We have been having this argument, literally, for centuries. We have been demonstrating, literally, for centuries that we are capable of doing whatever it is we put our minds to doing, if only the goddamn patriarchy will get out of our way and stop erecting roadblocks, quit installing us in fortresses and digging moats around them. But the conversation goes on in many quarters as if it just started last week. Don’t women want to give up their careers to stay home with the kids?????? Oh my! Do women have the brains to do math????? Oh dear! Can women and men work together in the lab without men having 24/7 erections and fondling teh boobiez uncontrollably because, omigod, evolution!!!?!??!?!?
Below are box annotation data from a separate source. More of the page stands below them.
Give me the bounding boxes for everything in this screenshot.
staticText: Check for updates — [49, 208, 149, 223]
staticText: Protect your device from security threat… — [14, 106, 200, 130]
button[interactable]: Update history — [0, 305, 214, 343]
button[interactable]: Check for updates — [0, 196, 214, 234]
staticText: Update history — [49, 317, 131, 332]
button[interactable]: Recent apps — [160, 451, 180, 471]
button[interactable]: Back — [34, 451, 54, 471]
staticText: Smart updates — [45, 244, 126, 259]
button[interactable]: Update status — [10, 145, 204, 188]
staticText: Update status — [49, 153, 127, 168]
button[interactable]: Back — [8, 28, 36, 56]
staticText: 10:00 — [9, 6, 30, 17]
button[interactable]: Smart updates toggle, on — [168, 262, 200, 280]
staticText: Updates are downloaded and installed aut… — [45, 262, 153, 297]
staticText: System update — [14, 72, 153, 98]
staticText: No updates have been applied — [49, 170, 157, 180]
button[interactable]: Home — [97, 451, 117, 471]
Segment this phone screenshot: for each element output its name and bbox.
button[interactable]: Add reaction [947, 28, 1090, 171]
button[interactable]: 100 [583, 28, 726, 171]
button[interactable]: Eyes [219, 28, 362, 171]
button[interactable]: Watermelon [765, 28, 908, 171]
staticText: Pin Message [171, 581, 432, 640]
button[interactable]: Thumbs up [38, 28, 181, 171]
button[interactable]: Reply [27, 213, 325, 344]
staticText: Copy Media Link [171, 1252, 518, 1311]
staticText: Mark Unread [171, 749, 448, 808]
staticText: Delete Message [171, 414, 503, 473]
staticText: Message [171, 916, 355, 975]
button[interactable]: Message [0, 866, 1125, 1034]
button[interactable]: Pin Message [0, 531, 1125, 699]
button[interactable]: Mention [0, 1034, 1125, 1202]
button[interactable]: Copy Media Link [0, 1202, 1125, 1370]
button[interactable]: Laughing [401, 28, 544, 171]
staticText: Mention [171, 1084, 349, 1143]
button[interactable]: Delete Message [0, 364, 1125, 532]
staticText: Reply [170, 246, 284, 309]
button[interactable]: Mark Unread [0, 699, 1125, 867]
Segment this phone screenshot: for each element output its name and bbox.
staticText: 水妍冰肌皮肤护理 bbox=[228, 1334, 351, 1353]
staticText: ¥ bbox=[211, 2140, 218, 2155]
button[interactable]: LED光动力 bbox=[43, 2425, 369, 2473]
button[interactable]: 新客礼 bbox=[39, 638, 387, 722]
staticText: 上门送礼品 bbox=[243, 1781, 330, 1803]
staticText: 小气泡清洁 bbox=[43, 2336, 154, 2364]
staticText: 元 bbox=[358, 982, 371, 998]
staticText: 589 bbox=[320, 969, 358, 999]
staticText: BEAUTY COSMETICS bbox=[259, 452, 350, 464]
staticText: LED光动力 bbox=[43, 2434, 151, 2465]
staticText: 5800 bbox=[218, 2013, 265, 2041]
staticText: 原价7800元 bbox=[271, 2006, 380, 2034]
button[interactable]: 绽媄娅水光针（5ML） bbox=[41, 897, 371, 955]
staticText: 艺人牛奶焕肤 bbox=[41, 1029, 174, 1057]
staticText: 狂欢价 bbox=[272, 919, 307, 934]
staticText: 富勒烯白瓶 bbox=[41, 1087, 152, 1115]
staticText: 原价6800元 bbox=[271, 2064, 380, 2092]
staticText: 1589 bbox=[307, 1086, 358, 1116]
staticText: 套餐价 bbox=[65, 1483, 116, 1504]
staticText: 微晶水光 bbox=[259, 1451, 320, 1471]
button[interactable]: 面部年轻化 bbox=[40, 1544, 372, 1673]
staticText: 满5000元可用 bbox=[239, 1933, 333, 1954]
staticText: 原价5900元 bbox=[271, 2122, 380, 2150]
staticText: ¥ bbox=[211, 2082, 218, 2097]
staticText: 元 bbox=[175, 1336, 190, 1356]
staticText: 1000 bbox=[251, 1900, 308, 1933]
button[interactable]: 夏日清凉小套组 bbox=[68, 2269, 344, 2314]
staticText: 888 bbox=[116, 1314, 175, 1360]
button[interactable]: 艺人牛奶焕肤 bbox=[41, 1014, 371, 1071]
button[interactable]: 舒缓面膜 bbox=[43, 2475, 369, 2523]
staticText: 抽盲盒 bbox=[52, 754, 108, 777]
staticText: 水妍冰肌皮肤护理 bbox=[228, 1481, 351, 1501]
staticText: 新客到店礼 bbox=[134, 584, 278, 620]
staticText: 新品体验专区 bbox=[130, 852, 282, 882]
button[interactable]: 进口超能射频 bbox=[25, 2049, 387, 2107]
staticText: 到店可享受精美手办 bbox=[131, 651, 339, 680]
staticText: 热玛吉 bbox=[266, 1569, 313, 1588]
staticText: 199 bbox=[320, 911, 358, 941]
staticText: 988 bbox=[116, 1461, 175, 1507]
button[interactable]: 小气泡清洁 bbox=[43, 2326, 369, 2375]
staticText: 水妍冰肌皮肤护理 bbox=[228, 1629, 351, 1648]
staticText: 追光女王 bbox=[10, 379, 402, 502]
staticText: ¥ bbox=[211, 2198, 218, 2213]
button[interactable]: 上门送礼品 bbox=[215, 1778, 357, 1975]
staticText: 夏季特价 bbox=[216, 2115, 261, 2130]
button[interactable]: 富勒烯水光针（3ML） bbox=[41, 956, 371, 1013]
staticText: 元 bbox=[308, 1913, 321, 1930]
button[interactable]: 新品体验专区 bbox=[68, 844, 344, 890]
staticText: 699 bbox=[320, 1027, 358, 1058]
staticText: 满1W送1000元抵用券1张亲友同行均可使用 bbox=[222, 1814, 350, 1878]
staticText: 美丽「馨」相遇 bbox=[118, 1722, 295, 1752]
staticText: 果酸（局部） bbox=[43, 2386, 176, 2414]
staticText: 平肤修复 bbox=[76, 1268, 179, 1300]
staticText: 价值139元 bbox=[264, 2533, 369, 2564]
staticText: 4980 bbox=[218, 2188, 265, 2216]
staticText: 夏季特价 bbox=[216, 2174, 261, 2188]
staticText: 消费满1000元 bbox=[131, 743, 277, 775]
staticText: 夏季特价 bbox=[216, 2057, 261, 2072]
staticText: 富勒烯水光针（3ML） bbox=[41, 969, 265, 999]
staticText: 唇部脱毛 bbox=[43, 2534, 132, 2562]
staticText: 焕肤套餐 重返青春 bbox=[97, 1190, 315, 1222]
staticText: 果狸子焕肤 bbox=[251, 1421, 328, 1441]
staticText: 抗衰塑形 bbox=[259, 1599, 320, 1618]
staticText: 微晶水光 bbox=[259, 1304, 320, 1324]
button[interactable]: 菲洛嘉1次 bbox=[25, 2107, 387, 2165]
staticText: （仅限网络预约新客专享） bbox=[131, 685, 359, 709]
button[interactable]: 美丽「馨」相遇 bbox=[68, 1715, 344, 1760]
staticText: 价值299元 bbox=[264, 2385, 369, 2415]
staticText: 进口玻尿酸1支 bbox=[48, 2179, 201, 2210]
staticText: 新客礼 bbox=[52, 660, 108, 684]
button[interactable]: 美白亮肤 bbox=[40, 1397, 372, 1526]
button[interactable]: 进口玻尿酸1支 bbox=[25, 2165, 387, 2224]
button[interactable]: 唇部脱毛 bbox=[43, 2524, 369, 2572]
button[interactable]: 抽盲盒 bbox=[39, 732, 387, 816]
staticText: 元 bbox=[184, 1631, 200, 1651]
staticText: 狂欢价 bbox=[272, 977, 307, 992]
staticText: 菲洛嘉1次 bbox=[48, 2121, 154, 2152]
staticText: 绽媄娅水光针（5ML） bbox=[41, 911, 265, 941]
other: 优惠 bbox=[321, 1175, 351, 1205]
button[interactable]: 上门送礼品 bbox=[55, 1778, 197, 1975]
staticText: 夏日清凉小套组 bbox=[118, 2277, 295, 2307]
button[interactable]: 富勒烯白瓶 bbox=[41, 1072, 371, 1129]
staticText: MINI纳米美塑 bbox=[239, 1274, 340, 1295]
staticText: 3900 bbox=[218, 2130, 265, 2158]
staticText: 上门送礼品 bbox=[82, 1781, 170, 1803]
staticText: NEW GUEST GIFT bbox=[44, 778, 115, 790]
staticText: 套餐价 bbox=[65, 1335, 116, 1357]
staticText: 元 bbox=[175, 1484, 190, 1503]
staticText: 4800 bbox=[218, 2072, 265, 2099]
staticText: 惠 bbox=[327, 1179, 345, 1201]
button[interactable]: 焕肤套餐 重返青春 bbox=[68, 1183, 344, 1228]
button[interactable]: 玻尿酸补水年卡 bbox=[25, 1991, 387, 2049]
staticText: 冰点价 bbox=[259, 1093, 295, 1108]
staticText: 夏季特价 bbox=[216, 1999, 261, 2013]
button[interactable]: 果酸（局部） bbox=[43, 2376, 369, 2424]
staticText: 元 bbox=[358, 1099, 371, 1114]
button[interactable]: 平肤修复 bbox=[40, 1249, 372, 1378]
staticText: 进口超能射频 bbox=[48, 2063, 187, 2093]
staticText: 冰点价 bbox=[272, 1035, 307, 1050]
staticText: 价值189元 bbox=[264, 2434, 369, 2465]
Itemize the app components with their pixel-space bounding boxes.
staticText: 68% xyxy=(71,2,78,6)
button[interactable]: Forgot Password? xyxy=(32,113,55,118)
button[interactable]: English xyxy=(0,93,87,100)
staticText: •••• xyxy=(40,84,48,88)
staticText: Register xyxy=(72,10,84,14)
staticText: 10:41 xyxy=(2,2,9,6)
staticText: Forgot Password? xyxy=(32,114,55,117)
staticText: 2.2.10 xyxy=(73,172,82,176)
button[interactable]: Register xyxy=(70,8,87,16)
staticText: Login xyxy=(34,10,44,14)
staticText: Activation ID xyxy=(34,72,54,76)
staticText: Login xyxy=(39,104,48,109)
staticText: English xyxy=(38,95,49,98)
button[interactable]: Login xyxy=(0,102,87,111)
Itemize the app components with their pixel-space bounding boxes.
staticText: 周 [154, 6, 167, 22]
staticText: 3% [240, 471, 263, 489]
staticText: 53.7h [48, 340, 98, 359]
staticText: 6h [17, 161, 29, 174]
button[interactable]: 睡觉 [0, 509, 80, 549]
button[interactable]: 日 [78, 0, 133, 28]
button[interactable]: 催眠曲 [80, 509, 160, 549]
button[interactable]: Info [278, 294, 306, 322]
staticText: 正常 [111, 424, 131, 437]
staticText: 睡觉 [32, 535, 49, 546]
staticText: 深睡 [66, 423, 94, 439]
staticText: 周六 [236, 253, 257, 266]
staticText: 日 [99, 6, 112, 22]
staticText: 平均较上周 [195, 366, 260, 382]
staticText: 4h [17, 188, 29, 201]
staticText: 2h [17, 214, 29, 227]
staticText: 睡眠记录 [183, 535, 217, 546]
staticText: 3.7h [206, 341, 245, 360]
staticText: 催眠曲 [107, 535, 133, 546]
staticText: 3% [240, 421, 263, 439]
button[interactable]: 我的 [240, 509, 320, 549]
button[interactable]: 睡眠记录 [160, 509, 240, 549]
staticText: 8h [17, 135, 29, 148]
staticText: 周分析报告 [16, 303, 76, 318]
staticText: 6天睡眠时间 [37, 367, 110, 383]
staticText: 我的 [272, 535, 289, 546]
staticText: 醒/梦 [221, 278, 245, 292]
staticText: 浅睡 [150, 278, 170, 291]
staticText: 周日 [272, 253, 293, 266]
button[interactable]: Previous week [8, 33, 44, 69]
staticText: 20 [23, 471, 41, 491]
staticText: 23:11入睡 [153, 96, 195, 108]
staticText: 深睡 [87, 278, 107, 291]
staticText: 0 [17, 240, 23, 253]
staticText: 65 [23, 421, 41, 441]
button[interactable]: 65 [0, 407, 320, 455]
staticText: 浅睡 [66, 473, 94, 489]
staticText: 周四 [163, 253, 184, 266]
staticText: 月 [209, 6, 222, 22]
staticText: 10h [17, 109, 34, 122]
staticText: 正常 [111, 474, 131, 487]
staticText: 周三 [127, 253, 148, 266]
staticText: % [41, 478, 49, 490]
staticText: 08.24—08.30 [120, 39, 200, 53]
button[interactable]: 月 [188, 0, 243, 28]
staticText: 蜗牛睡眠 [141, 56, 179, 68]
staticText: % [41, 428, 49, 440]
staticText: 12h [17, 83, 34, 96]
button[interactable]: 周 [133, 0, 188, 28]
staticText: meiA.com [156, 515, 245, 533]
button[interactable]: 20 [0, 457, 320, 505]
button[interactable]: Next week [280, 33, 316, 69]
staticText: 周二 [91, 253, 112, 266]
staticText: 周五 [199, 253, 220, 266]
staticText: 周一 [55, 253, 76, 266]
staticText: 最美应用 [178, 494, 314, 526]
Go ahead and light the incense and shake the censor in the direction of Darwin’s altar, if you feel the need. He did give us the grand theory of evolution, without which not much else in biology makes sense. Praise the theory of evolution, puke on the shoes of descent. They aren’t mutually exclusive activities. We could do with a lot more shoe-puking honesty in ScienceLand. We wouldn’t have Lives of the Science Saints, anymore, but we’d have something much more interesting and helpful: lives of real scientists, honestly discussed. It would be a helluva lot more interesting than yet one more tedious round of can women combine career and family oh noes?!?!?!